要不是他的尸王再過些年就要成了,再養一個不太來得及,張琮一定會考慮把這兩個人也養起來。
    哪怕再早幾年呢,真是太可惜了。
    不過沒關系,能收他們當個鬼將也很好。
    誰讓他們閑著沒事兒去破周家的陣法,害得他又沒了一個陰氣池,那么把他們自己賠給他也是理所應當的。
    就當是彌補他前段日子失去了一個厲害鬼將的損失。
    希望他能來得及。
    那兩人能留下一口氣最好,死了他也有辦法。
    這兩人設下了符陣,外面的兇靈是進不來了,可他們要是死了化鬼,也同樣出不去,正好給他用。

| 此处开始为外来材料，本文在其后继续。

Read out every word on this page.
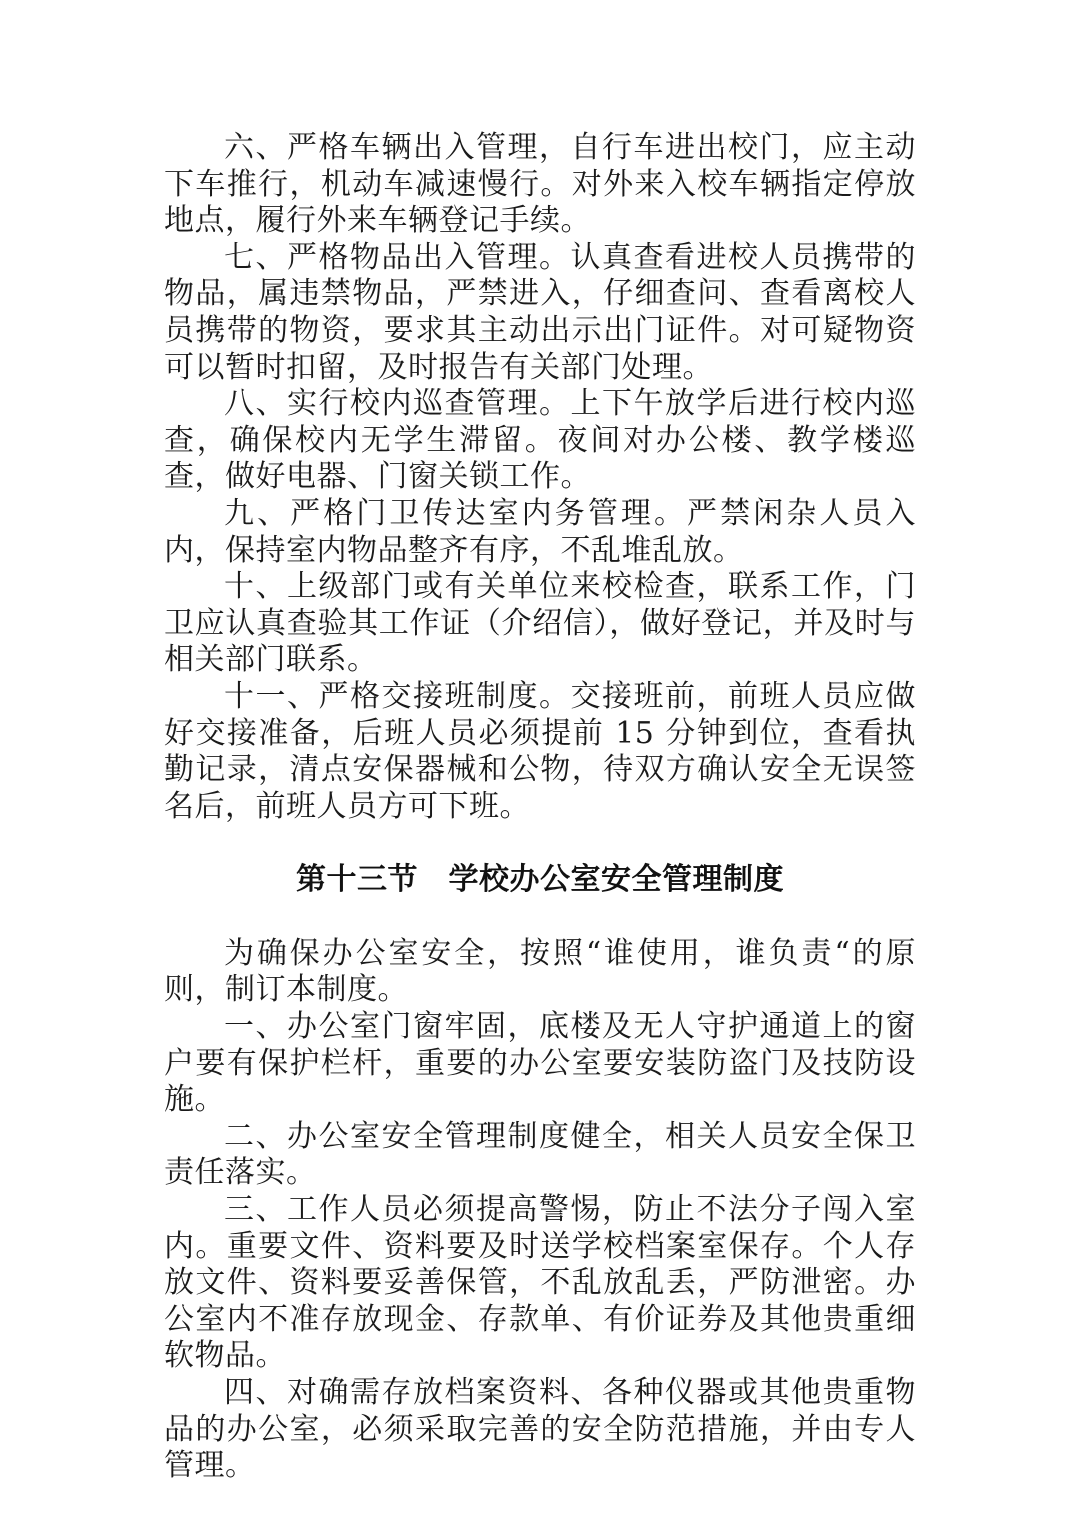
六、严格车辆出入管理，自行车进出校门，应主动下车推行，机动车减速慢行。对外来入校车辆指定停放地点，履行外来车辆登记手续。

七、严格物品出入管理。认真查看进校人员携带的物品，属违禁物品，严禁进入，仔细查问、查看离校人员携带的物资，要求其主动出示出门证件。对可疑物资可以暂时扣留，及时报告有关部门处理。

八、实行校内巡查管理。上下午放学后进行校内巡查，确保校内无学生滞留。夜间对办公楼、教学楼巡查，做好电器、门窗关锁工作。

九、严格门卫传达室内务管理。严禁闲杂人员入内，保持室内物品整齐有序，不乱堆乱放。

十、上级部门或有关单位来校检查，联系工作，门卫应认真查验其工作证（介绍信），做好登记，并及时与相关部门联系。

十一、严格交接班制度。交接班前，前班人员应做好交接准备，后班人员必须提前 15 分钟到位，查看执勤记录，清点安保器械和公物，待双方确认安全无误签名后，前班人员方可下班。

第十三节　学校办公室安全管理制度

为确保办公室安全，按照“谁使用，谁负责“的原则，制订本制度。

一、办公室门窗牢固，底楼及无人守护通道上的窗户要有保护栏杆，重要的办公室要安装防盗门及技防设施。

二、办公室安全管理制度健全，相关人员安全保卫责任落实。

三、工作人员必须提高警惕，防止不法分子闯入室内。重要文件、资料要及时送学校档案室保存。个人存放文件、资料要妥善保管，不乱放乱丢，严防泄密。办公室内不准存放现金、存款单、有价证券及其他贵重细软物品。

四、对确需存放档案资料、各种仪器或其他贵重物品的办公室，必须采取完善的安全防范措施，并由专人管理。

    他越過那個符陣,輕輕推開房門,果然看到大堂的椅子上坐著兩個人。
    他們垂著頭,一動不動,看起來像是有點死了。
    夕陽的余暉徹底散去,四周都暗了下來。
    張琮單手捏了個訣,并指在自己的眼皮上一抹,睜眼環視四周,卻并沒有發現任何陰氣的存在。
    他心中想著,看來人還沒死。
    吳瘸子這個人貪財好色,心大膽小,是個不折不扣的小人。
    但就有一點好:消息遞得麻利。
    這些年也算了立了一些功勞。
    只是這次他就不給吳瘸子發獎金了。
    因為他以后再也用不到了,給他也是浪費。
    周家的陰氣池廢了,讓張琮一陣肉疼。
    要知道做一個陰氣池很不容易,更何況他孤身一人,沒什么人幫襯。
    或許……他的那個計劃可以提前進行,只要能爭取足夠的時間,一天的成果可能比他辛苦十年還有用。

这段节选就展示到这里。